Acute myeloid leukemia (AML) is among the malignancies with the lowest frequency of germline variants (4.2% in PanCancer) and traditionally it has been among the less investigated cancer types from this point of view. However, germline predisposition of hematological neoplasms is increasingly assessed and, in recent years, advent of molecular testing has led to identification of specific hereditary hematological syndromes . The current guidelines from the European LeukemiaNet (ELN) for diagnosis and management of AML in adult patients recommend investigation of germline predisposition. This is particularly critical for clinical management of AML patients that often receive allogeneic stem-cell transplantation to consolidate disease remission. Considering that usually relatives are the best donors, it is critical to exclude the presence of hematopoietic stem cells harboring pathogenic variants from the donor before transplantation. The list of cancer predisposing genes in hematological neoplasms is likely to be largely incomplete and we are in need for further investigations in order to uncover other players of hematological hereditability and define the penetrance of the identified variants.

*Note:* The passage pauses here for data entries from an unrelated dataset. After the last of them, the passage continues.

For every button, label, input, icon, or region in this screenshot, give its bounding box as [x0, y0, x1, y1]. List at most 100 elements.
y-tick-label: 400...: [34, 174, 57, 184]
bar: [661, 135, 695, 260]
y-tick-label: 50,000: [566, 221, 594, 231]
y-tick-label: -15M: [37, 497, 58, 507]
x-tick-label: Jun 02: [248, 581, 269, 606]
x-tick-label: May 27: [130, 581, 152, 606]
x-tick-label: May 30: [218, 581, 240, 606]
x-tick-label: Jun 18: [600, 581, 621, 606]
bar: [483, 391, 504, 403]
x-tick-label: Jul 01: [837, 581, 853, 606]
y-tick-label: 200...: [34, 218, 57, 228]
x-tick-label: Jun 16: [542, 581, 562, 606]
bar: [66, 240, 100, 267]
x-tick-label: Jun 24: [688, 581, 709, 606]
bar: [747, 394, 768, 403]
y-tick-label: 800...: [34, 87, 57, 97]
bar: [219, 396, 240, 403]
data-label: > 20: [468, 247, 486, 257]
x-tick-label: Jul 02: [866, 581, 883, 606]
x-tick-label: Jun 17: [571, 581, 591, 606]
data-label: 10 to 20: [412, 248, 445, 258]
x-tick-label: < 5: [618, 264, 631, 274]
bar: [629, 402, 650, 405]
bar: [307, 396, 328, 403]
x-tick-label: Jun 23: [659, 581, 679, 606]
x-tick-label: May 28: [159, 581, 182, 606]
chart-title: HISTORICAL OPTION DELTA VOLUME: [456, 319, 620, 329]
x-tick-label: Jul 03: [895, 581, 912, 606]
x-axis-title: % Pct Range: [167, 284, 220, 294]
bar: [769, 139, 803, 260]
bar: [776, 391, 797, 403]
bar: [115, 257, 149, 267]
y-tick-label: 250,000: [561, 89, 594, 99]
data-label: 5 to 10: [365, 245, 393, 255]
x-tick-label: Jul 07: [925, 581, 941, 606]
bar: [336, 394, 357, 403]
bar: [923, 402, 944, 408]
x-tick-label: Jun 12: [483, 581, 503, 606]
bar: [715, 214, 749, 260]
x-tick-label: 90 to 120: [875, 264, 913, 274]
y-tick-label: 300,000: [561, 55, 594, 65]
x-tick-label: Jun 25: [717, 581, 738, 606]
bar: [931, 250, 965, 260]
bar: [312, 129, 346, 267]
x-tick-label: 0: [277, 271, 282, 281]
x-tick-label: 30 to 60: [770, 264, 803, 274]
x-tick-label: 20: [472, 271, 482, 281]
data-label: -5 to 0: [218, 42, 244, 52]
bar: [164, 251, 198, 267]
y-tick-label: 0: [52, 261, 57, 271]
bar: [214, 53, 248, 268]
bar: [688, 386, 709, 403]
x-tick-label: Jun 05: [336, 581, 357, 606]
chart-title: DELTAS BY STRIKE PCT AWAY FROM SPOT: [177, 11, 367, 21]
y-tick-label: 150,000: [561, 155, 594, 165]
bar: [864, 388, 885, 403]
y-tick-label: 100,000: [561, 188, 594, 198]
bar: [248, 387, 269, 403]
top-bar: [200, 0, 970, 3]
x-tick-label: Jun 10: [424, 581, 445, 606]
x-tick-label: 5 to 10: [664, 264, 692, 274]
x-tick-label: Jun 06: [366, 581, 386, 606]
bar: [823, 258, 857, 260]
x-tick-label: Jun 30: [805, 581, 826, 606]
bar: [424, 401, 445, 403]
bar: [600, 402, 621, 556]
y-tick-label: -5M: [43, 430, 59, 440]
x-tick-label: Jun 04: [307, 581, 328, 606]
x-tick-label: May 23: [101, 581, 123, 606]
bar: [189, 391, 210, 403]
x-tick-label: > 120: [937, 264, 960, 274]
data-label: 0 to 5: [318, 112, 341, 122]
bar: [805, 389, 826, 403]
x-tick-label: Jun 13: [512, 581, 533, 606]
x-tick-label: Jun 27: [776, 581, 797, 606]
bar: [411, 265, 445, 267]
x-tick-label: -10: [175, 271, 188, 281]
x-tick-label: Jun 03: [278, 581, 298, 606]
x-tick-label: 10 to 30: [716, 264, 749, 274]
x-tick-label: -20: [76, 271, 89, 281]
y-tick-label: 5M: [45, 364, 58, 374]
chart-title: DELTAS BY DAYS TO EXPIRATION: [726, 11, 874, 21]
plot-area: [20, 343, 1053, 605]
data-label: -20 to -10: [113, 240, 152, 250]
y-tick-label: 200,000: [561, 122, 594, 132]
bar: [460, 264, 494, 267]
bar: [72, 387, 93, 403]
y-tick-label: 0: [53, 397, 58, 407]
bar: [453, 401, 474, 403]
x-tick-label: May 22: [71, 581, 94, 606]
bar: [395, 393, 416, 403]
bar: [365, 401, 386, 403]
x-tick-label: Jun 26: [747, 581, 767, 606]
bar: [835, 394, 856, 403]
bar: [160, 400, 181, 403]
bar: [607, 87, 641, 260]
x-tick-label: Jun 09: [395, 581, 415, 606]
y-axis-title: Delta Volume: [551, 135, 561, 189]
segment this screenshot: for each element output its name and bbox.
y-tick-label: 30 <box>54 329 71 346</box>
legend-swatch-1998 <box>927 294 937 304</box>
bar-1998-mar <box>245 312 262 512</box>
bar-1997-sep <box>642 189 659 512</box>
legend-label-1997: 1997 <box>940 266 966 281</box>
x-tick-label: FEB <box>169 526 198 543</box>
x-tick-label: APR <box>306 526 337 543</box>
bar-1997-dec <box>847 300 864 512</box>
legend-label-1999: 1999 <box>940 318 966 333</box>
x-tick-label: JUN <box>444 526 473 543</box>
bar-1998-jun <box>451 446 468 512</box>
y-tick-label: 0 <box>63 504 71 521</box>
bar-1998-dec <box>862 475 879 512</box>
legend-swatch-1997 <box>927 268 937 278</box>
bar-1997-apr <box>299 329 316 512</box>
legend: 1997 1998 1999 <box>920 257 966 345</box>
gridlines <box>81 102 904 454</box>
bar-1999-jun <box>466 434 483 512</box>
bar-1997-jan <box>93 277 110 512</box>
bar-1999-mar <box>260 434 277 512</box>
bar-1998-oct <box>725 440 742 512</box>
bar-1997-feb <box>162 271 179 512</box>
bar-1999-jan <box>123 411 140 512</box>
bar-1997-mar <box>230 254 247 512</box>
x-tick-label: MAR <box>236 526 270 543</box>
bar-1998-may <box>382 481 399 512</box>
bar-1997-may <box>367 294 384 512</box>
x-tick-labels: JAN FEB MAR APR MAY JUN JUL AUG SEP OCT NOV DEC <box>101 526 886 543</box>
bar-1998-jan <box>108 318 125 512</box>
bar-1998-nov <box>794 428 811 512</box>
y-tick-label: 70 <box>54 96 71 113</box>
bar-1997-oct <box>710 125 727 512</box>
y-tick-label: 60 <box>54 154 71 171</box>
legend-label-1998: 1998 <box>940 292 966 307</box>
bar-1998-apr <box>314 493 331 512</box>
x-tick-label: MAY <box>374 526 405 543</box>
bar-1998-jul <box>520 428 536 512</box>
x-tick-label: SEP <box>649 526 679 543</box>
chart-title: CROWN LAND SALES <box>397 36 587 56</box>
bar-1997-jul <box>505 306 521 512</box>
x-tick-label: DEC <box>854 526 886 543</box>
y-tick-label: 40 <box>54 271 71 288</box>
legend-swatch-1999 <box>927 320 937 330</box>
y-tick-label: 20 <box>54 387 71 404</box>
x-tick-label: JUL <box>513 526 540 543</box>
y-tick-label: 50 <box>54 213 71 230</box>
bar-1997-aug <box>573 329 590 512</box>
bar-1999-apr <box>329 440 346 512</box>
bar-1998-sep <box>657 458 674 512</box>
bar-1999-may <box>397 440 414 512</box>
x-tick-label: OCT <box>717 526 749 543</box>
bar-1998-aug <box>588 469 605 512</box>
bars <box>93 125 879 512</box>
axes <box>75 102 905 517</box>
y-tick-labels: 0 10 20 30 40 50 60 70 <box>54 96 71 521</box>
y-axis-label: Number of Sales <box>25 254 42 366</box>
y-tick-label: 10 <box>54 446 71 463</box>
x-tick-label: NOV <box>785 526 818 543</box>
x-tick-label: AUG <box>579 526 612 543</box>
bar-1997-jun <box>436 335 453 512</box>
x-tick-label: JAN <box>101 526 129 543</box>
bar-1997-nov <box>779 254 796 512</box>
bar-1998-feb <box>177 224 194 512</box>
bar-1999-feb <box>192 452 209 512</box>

We designed a comprehensive gene panel for the assessment of germline pathogenic variants in hematological neoplasms, covering the entire coding sequence of 256 genes. The employment of large gene panels enlarges the testing potential compared to genetic screens restricted to high penetrance genes, allowing discovery of more potential predisposing variants; however, it also poses the challenge of assigning a specific functional/phenotypic consequence to newly identified VUS. Variants can also be reclassified when more information on gene function and/or data from family history become available over time, based on new studies. We studied 4 families with two siblings each affected by myeloid neoplasms in order to exploit the potential of family segregation studies in this context.